Implications of the VHE Gamma-Ray Detection of the Quasar 3C279


الملخص بالإنكليزية

The MAGIC collaboration recently reported the detection of the quasar 3C279 at > 100 GeV gamma-ray energies. Here we present simultaneous optical (BVRI) and X-ray (RXTE PCA) data from the day of the VHE detection and discuss the implications of the snap-shot spectral energy distribution for jet models of blazars. A one-zone synchrotron-self-Compton origin of the entire SED, including the VHE gamma-ray emission can be ruled out. The VHE emission could, in principle, be interpreted as Compton upscattering of external radiation (e.g., from the broad-line regions). However, such an interpretation would require either an unusually low magnetic field of B ~ 0.03 G or an unrealistically high Doppler factor of Gamma ~ 140. In addition, such a model fails to reproduce the observed X-ray flux. This as well as the lack of correlated variability in the optical with the VHE gamma-ray emission and the substantial gamma-gamma opacity of the BLR radiation field to VHE gamma-rays suggests a multi-zone model.
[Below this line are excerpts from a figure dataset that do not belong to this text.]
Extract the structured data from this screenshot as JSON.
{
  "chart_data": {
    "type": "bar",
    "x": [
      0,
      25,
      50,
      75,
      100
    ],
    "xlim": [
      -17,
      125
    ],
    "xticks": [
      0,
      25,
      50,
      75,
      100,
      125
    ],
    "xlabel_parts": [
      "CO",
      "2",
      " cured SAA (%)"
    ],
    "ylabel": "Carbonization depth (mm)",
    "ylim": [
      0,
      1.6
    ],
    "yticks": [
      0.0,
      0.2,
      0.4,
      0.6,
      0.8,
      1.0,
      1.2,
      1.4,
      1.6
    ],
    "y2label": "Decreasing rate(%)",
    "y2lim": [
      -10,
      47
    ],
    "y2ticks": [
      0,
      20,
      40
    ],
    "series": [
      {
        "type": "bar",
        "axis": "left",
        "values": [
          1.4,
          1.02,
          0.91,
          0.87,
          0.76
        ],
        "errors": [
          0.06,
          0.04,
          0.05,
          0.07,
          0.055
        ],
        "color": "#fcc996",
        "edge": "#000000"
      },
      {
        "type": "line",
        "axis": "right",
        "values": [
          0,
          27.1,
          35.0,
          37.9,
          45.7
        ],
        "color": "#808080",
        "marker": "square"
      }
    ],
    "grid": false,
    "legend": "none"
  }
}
In particular, an SSC model with an emission region far outside the BLR reproduces the simultaneous X-ray -- VHE gamma-ray spectrum of 3C279. Alternatively, a hadronic model is capable of reproducing the observed SED of 3C279 reasonably well. However, the hadronic model requires a rather extreme jet power of L_j ~ 10^{49} erg s^{-1}, compared to a requirement of L_j ~ 2 X 10^{47} erg s^{-1} for a multi-zone leptonic model.